Amplifications were performed with two pairs of EBOV-specific primers. Primer pair 1: 5′- CCTACAAAAGACAGAACGAGGA-3′ (forward primer) and 3′-TACAAAACGGCATCAAATGGC-5′ (reverse primer). Primer pair 2: 5′-GGAACTTCTAACCGCACACC-3′ (forward primer) and 3′- TTCTAATGATTCTGATGCGATG-5′ (reverse primer). PCR amplification was performed with NEB Phusion High-Fidelity PCR Master Mix with HF Buff (New England Biolabs, USA). The regimen of thermal cycling: 3 min at 95 ℃; 25 cycles (30 s at 95 ℃, 30 s at 60 ℃, 45 s at 72 ℃), 5 min at 72 ℃. The two PCR products of the two primer pairs for each sample were pooled and cleaned with QIAquick PCR Purification Kit (Qiagen, Germany) according to the manufacturer's instructions.
The pooled PCR products were prepared multiplex NGS library by using Nextera XT Sample Preparation Kit (Illumina Inc., USA) according to the manufacturer's instructions. Illumina MiSeq platform was employed to generate 2 ×150-bp pair-ended reads.
We implemented quality control and error correction according to Schirmer et al. investigations on amplicon-seq error patterns generated by Illumina's MiSeq and Nextera XT Sample Preparation Kit (Schirmer et al., 2015). Because nucleotide-specific substitution errors are likely to enrich at both ends of reads, the first 10 bp of each read were trimmed and Sickle v1.3.3 (Joshi et al., 2011) was employed to trim the low quality bases at the end of reads with a threshold of Q20 and a requirement of 100 bp minimum read length. Following, Bayeshammer (implemented in SPAdes v3.5.0) (Nikolenko et al., 2013) was used for error correlation.

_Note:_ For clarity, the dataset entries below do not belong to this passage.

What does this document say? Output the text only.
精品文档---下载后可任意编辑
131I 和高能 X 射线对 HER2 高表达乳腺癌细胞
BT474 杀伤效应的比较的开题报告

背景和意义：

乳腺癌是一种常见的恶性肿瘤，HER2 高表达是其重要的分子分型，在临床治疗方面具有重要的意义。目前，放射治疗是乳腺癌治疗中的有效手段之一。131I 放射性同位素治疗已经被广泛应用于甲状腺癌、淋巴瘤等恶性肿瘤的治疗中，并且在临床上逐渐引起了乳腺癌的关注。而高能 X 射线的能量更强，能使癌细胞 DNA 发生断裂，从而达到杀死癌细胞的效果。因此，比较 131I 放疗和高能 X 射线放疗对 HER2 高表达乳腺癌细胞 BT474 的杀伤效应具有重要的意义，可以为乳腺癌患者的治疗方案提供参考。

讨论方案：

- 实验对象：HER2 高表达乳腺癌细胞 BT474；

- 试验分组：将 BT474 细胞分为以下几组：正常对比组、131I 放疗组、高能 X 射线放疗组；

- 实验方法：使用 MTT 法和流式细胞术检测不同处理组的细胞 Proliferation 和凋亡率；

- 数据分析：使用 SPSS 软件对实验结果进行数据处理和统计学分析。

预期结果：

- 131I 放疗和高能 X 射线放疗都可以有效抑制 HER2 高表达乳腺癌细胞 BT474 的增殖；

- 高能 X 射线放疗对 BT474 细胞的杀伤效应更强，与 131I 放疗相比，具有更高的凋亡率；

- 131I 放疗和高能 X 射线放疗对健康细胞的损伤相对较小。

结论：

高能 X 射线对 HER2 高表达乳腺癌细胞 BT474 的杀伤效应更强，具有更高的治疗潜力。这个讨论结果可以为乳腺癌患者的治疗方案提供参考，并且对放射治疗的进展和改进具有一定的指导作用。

Reads without their corresponding paired reads were disregarded. The remaining paired reads were used as clean reads.
Clean reads were pair-ended aligned to the reference EBOV genome (GenBank accession: KJ660346.2) by using Bowtie2 v2.2.5 (Langmead and Salzberg, 2012) with default parameters. SAMtools v1.2 (Li et al., 2009) was employed to generate 'mpileup' files with no limit of the maximum site depth. Homemade PERL scripts (available at http://github.com/generality/iSNV-calling/) were developed for iSNV calling using the mpileup files as input. The calling processes are as follows. Firstly, for each site of EBOV genome, the aligned low quality bases (< Q20) and indels were excluded to reduce possible false positive, and the site depth and strand bias were re-calculated. Then, a series of criteria were used to call iSNVs: 1) Minor allele frequency ≥ 0.1% to ≥ 1% (see text); 2) Depth of the minor allele ≥ 5; and 3) The strand bias of the minor allele was less than 10-fold. Moreover, the iSNV sites either located within the EBOV-specific primers, or the 30-bp downstream the 5′-primer, or 30-bp upstream the 3′-primer were also discarded.